Alcaligenes faecalis is a widespread microorganism often found in natural environments like soil and water. This Gram-negative, rod-shaped organism is generally considered low-virulence in healthy people. Its primary clinical importance stems from its role as an opportunistic pathogen, typically causing infection in individuals with compromised immune systems or underlying medical conditions. Its ability to survive in diverse settings and increasing resistance to common antibiotics make it a significant concern in healthcare environments.
Understanding Alcaligenes faecalis: An Opportunistic Pathogen
Alcaligenes faecalis is an obligate aerobe, requiring oxygen to grow, and is a non-fermentative, motile bacterium. It is naturally present in environmental reservoirs, including aquatic systems and moist soil.
The organism’s ability to thrive in water allows it to colonize medical equipment and solutions in clinical settings. This environmental persistence contributes to its classification as a common cause of healthcare-associated infections. It typically causes disease only when the host’s natural defenses are weakened. In the laboratory, A. faecalis is identified as being positive for both the oxidase and catalase biochemical tests.
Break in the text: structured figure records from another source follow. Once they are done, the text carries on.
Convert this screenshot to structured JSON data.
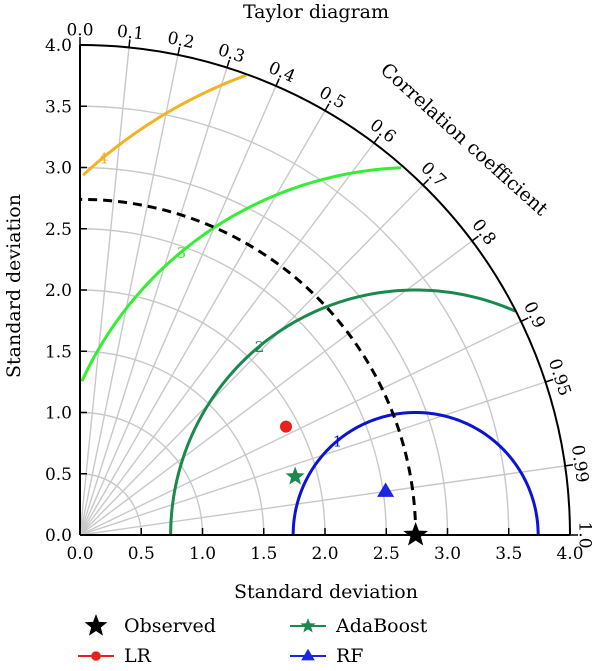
{
  "chart_data": {
    "type": "scatter",
    "subtype": "taylor-diagram",
    "title": "Taylor diagram",
    "xlabel": "Standard deviation",
    "ylabel": "Standard deviation",
    "angular_label": "Correlation coefficient",
    "std_range": [
      0,
      4.0
    ],
    "std_ticks": [
      "0.0",
      "0.5",
      "1.0",
      "1.5",
      "2.0",
      "2.5",
      "3.0",
      "3.5",
      "4.0"
    ],
    "corr_ticks": [
      "0.0",
      "0.1",
      "0.2",
      "0.3",
      "0.4",
      "0.5",
      "0.6",
      "0.7",
      "0.8",
      "0.9",
      "0.95",
      "0.99",
      "1.0"
    ],
    "reference_std": 2.74,
    "rms_contours": [
      {
        "label": "1",
        "value": 1.0,
        "color": "#0a14d2"
      },
      {
        "label": "2",
        "value": 2.0,
        "color": "#1a8a4c"
      },
      {
        "label": "3",
        "value": 3.0,
        "color": "#33ee33"
      },
      {
        "label": "4",
        "value": 4.0,
        "color": "#f2b226"
      }
    ],
    "series": [
      {
        "name": "Observed",
        "std": 2.74,
        "corr": 1.0,
        "marker": "star",
        "color": "#000000"
      },
      {
        "name": "LR",
        "std": 1.9,
        "corr": 0.885,
        "marker": "circle",
        "color": "#e8211d"
      },
      {
        "name": "AdaBoost",
        "std": 1.82,
        "corr": 0.965,
        "marker": "star",
        "color": "#1a8a4c"
      },
      {
        "name": "RF",
        "std": 2.52,
        "corr": 0.99,
        "marker": "triangle",
        "color": "#1a26e0"
      }
    ],
    "grid": true,
    "legend_position": "bottom"
  }
}
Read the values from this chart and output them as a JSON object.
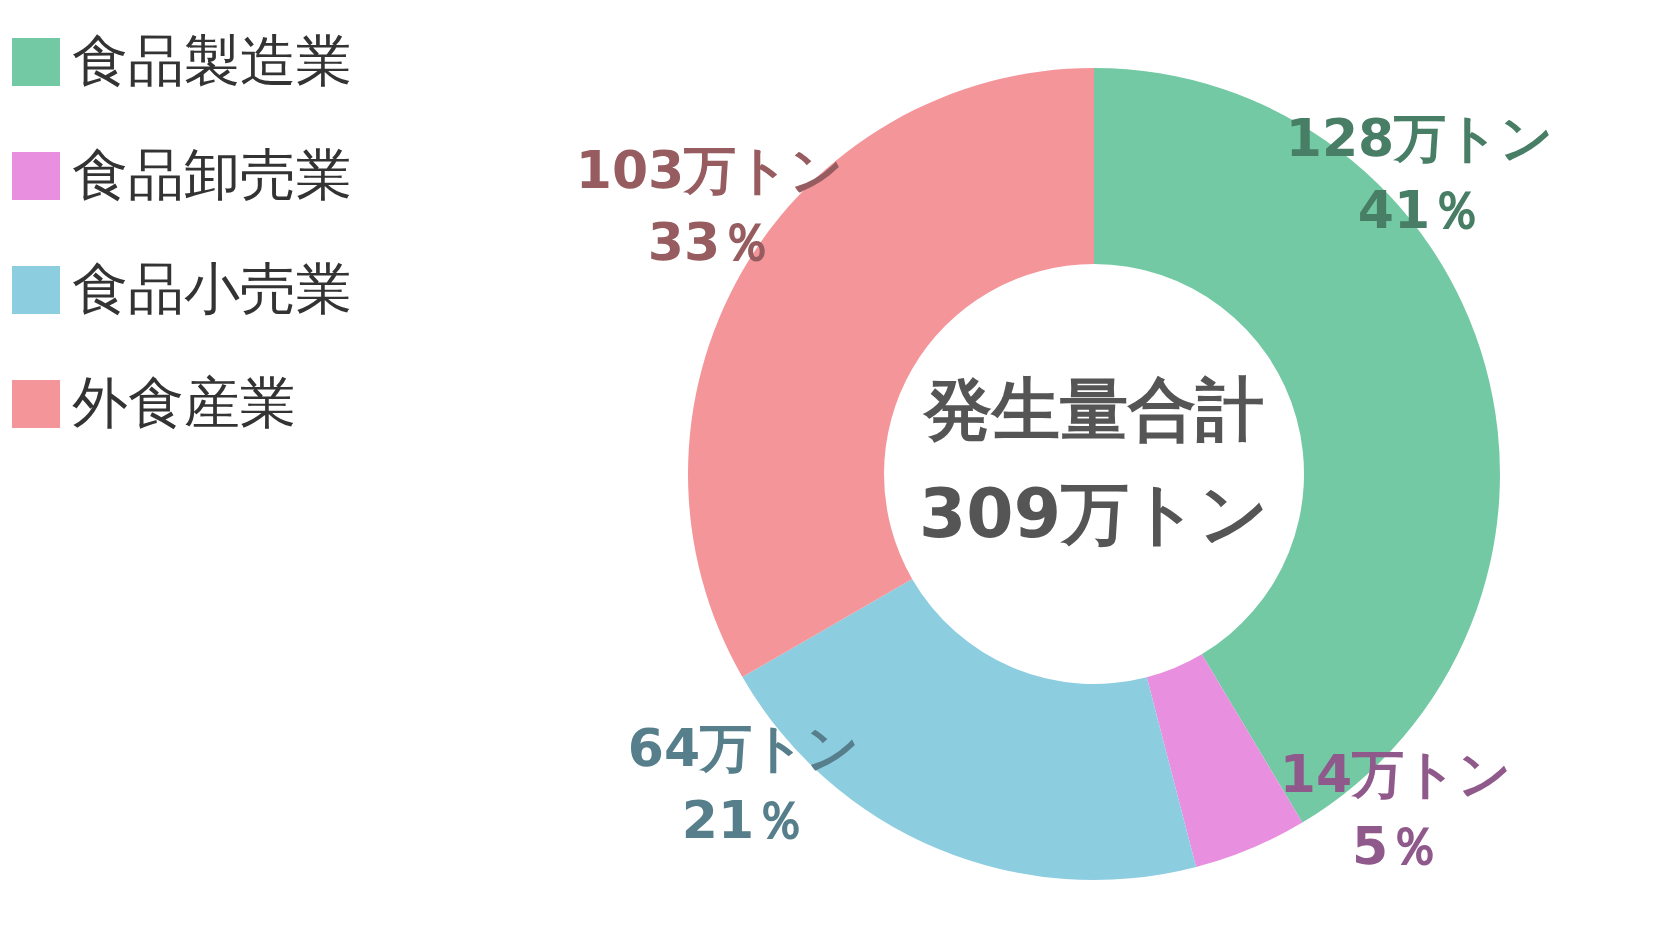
{
  "chart_data": {
    "type": "donut",
    "categories": [
      "食品製造業",
      "食品卸売業",
      "食品小売業",
      "外食産業"
    ],
    "values": [
      128,
      14,
      64,
      103
    ],
    "colors": [
      "#74c9a5",
      "#e88fe0",
      "#8ccde0",
      "#f4959a"
    ],
    "value_labels": [
      "128万トン\n41％",
      "14万トン\n5％",
      "64万トン\n21％",
      "103万トン\n33％"
    ],
    "annotations": [
      "発生量合計",
      "309万トン"
    ],
    "legend": "top left"
  }
}
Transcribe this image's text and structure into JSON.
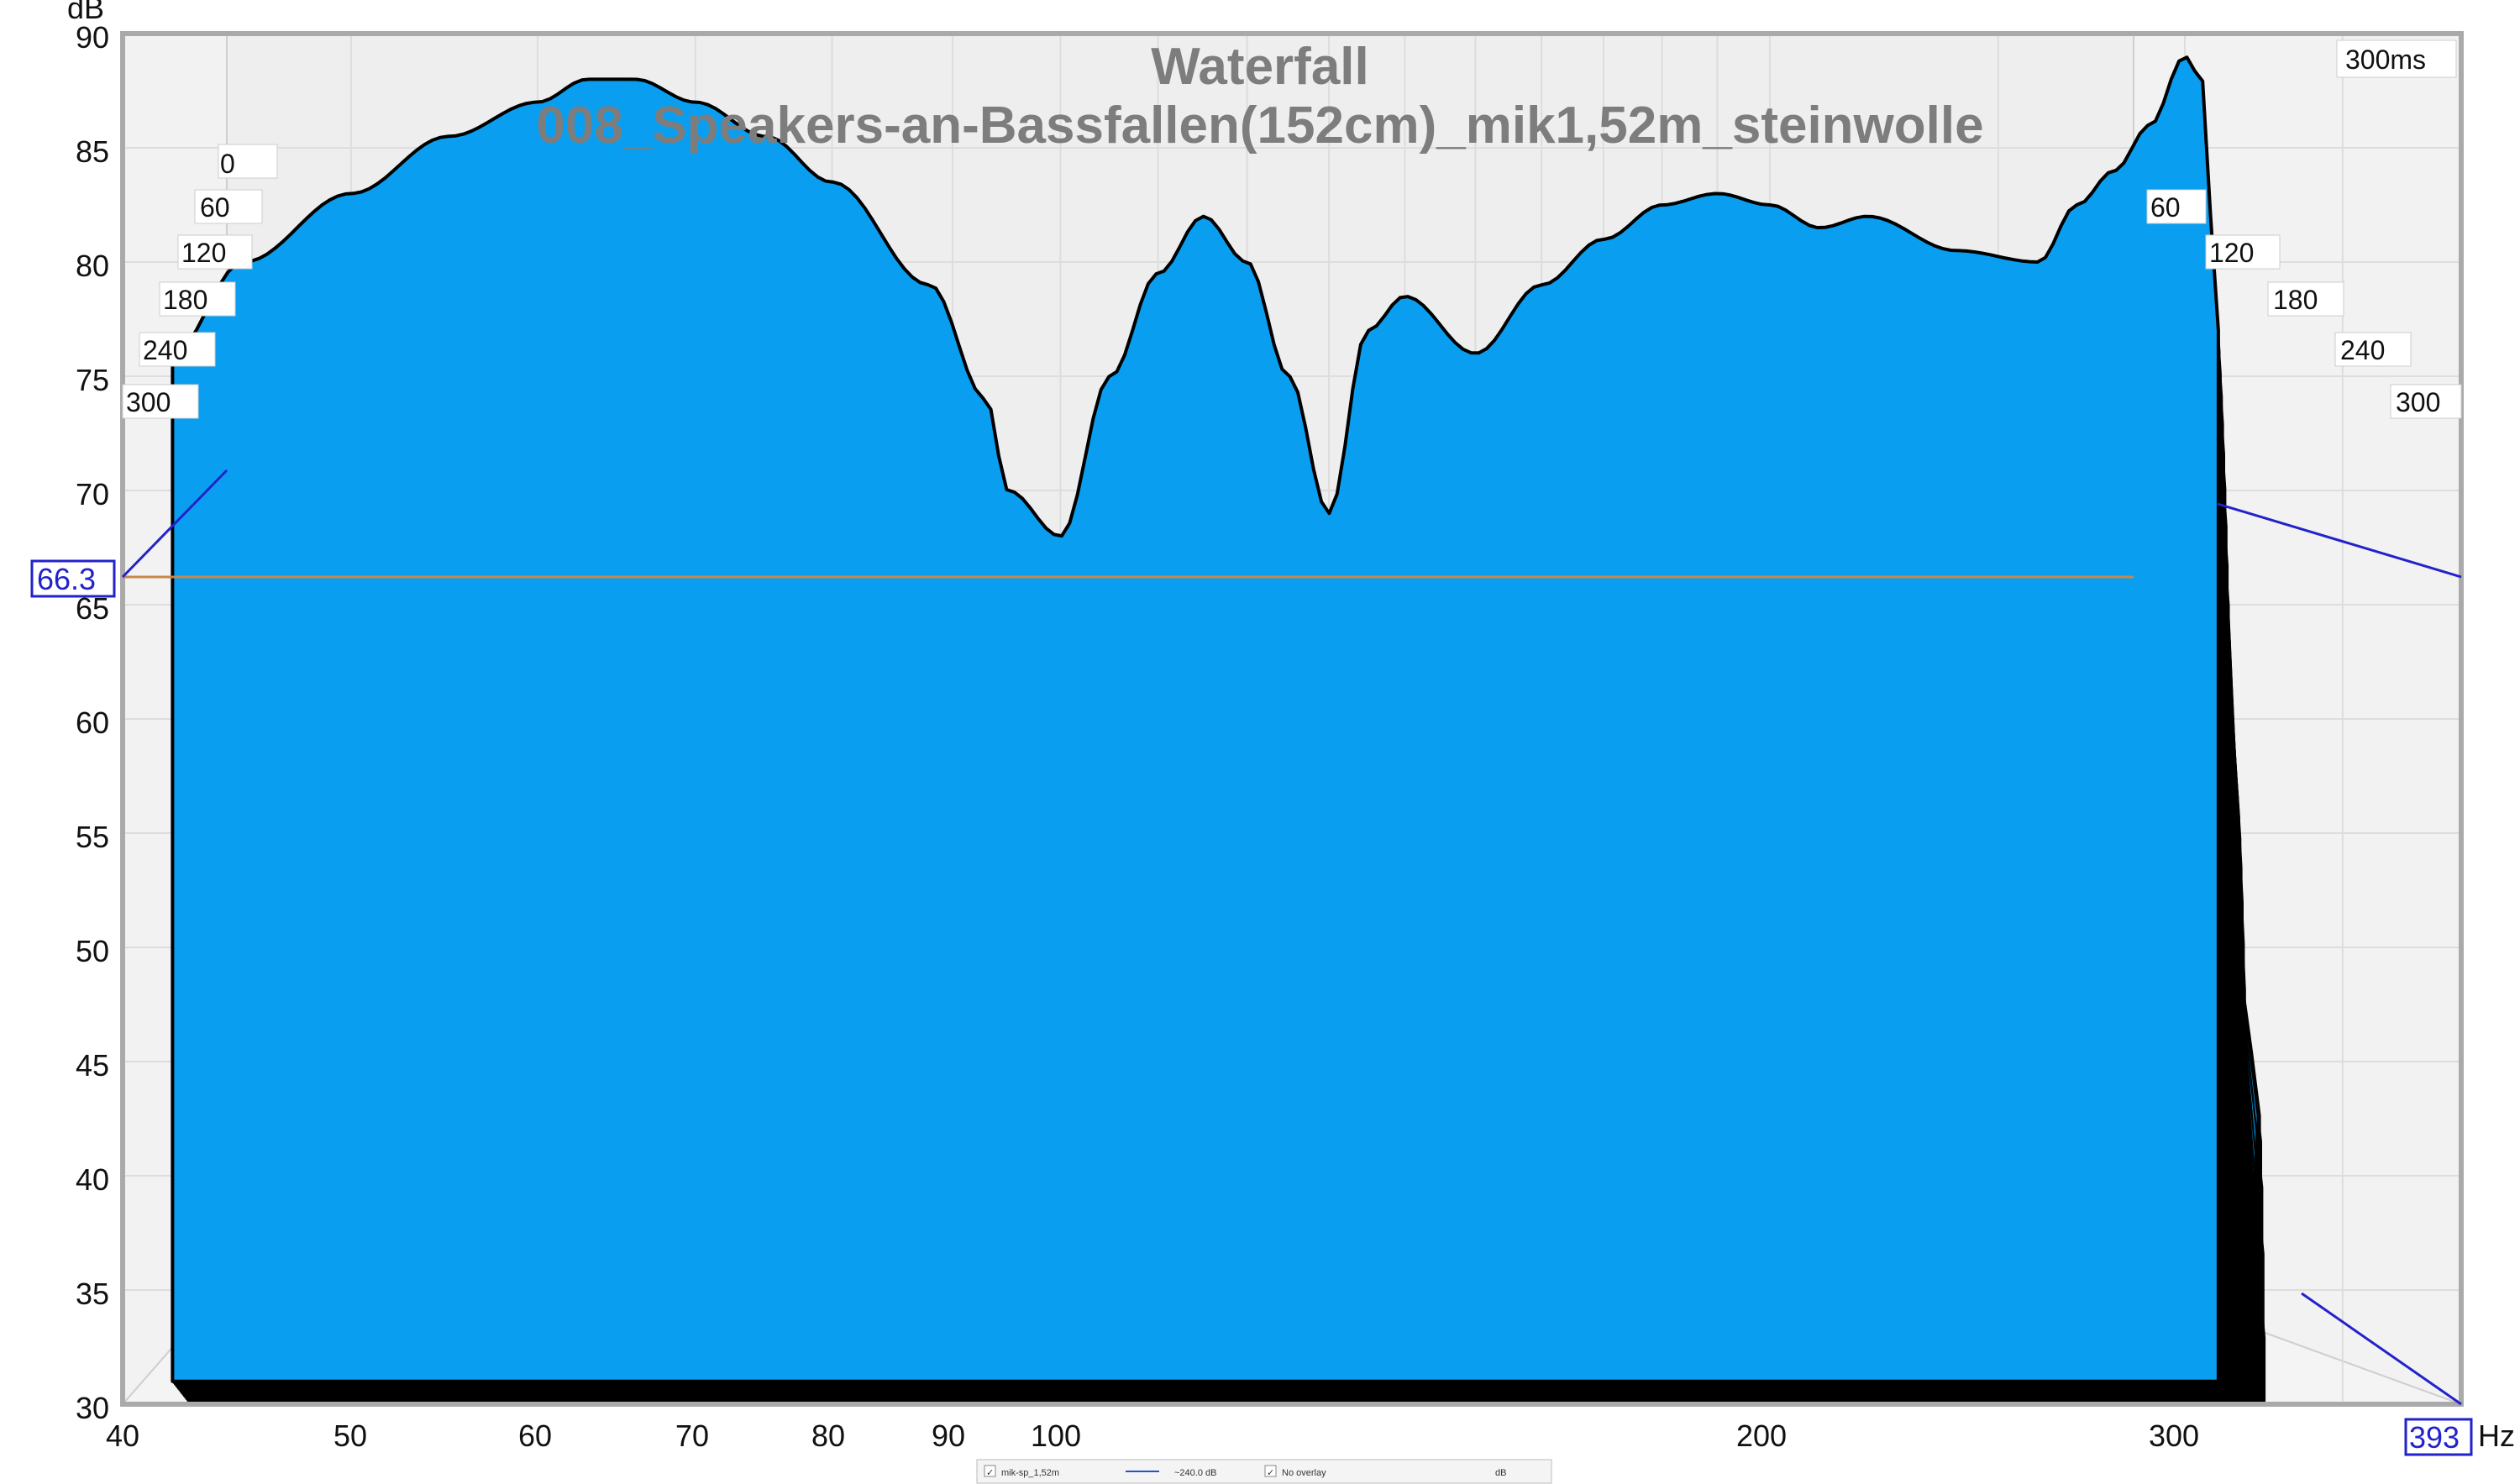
{
  "chart_data": {
    "type": "waterfall",
    "title": "Waterfall",
    "subtitle": "008_Speakers-an-Bassfallen(152cm)_mik1,52m_steinwolle",
    "ylabel": "dB",
    "xlabel": "Hz",
    "ylim": [
      30,
      90
    ],
    "xlim": [
      40,
      393
    ],
    "x_scale": "log",
    "y_ticks": [
      "90",
      "85",
      "80",
      "75",
      "70",
      "65",
      "60",
      "55",
      "50",
      "45",
      "40",
      "35",
      "30"
    ],
    "x_ticks": [
      "40",
      "50",
      "60",
      "70",
      "80",
      "90",
      "100",
      "200",
      "300"
    ],
    "time_axis_label": "300ms",
    "time_ticks_left": [
      "0",
      "60",
      "120",
      "180",
      "240",
      "300"
    ],
    "time_ticks_right": [
      "60",
      "120",
      "180",
      "240",
      "300"
    ],
    "cursor": {
      "db": "66.3",
      "hz": "393"
    },
    "colors": {
      "fill": "#0a9ef0",
      "slice_line": "#000000",
      "cursor": "#2222cc",
      "hline": "#c9874a"
    },
    "front_slice": {
      "time_ms": 0,
      "freq_hz": [
        42,
        45,
        50,
        55,
        60,
        63,
        66,
        70,
        75,
        80,
        88,
        93,
        95,
        100,
        105,
        110,
        115,
        120,
        125,
        130,
        135,
        140,
        150,
        160,
        170,
        180,
        190,
        200,
        210,
        220,
        240,
        260,
        270,
        280,
        290,
        300,
        305,
        310
      ],
      "db": [
        76,
        80,
        83,
        85.5,
        87,
        88,
        88,
        87,
        85.5,
        83.5,
        79,
        74,
        70,
        68,
        75,
        79.5,
        82,
        80,
        75,
        69,
        77,
        78.5,
        76,
        79,
        81,
        82.5,
        83,
        82.5,
        81.5,
        82,
        80.5,
        80,
        82.5,
        84,
        86,
        89,
        88,
        77
      ]
    },
    "decay_slices": 40
  },
  "legend": {
    "checkbox1": "✓",
    "trace_name": "mik-sp_1,52m",
    "trace_value": "~240.0 dB",
    "checkbox2": "✓",
    "overlay": "No overlay",
    "unit": "dB"
  }
}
Clinical Manifestations and Risk Factors
Infection with A. faecalis primarily affects patients receiving care in a hospital setting. The most frequently observed clinical conditions include bacteremia (bloodstream infection), urinary tract infections (UTIs) such as cystitis and pyelonephritis, and pneumonia, particularly in individuals on mechanical ventilation.
Infections can also involve the skin and soft tissues, often presenting as wound infections following surgery or in patients with underlying vascular disease. Less common but serious manifestations include peritonitis, endophthalmitis, otitis media, and meningitis. The presence of indwelling medical devices, such as urinary catheters or central venous lines, provides a direct route for the bacteria to enter the body and establish an infection.
Several patient-specific factors increase the risk of developing an A. faecalis infection. Individuals with chronic underlying diseases, such as diabetes or cancer, are particularly susceptible due to their weakened immune status. Patients who have recently undergone surgery or those with a history of receiving intravenous antibiotics within the past three months also face elevated risk.
Diagnosis and Susceptibility Testing
Diagnosis involves collecting an appropriate clinical specimen based on the suspected site of disease, such as blood, urine, respiratory secretions, or tissue from a wound. The specimen is then sent to the laboratory for culture on standard bacteriological media.
Once the organism has grown, preliminary identification begins with Gram staining, confirming the bacteria as a Gram-negative rod. Further identification relies on biochemical tests, confirming the isolate is non-fermentative and positive for oxidase and catalase activity.
The determination of the correct treatment depends heavily on Antimicrobial Susceptibility Testing (AST). This procedure tests the isolated strain against a panel of antibiotics to determine which drugs can effectively inhibit its growth. Obtaining an accurate susceptibility profile is necessary before initiating definitive antibiotic therapy, given the organism’s tendency toward resistance.
Targeted Treatment Protocols
Treatment for A. faecalis infection is highly individualized and must be guided by Antimicrobial Susceptibility Testing results. The organism exhibits intrinsic resistance to several widely used antibiotics, including many penicillins and early-generation cephalosporins. Consequently, empirical treatment, started before lab results are finalized, often fails.
Antibiotics that have demonstrated reliable activity often belong to the carbapenem class, such as imipenem and meropenem. Extended-spectrum cephalosporins, particularly ceftazidime, also show relatively higher rates of sensitivity. These agents are typically reserved for serious infections due to the organism’s resistance profile.
Other viable options may include certain aminoglycosides like gentamicin and fluoroquinolones, depending on the strain’s susceptibility report. The choice of drug is also influenced by the site of the infection, as some antibiotics penetrate tissues better than others. For infections associated with medical devices, such as catheters or implants, source control is mandatory. This involves the physical removal or exchange of the contaminated device, as antibiotics alone are often insufficient to clear a biofilm-related infection.
Managing Drug Resistance and Recurrence
A significant challenge is the organism’s capacity to develop multi-drug resistance (MDR) and extensively drug-resistant (XDR) phenotypes. The emergence of strains resistant to multiple classes of antibiotics, including carbapenems, is a growing clinical concern. In rare instances, pandrug-resistant (PDR) strains, resistant to all available commercial antibiotics, have been reported.
For infections caused by highly resistant strains, physicians may use combination therapy, involving two different classes of antibiotics simultaneously to increase the likelihood of success. In cases of PDR bloodstream infection, an antibiotic like tigecycline may be considered. This intensified approach is occasionally successful even when the organism initially appears resistant in laboratory testing.
Preventing the spread and recurrence of A. faecalis requires strict infection control measures in healthcare environments. These strategies include meticulous hand hygiene, rigorous environmental cleaning, and proper sterilization of all medical equipment and water sources. Continuous surveillance of antibiotic resistance patterns is also important for guiding treatment decisions and preserving the effectiveness of remaining therapeutic options.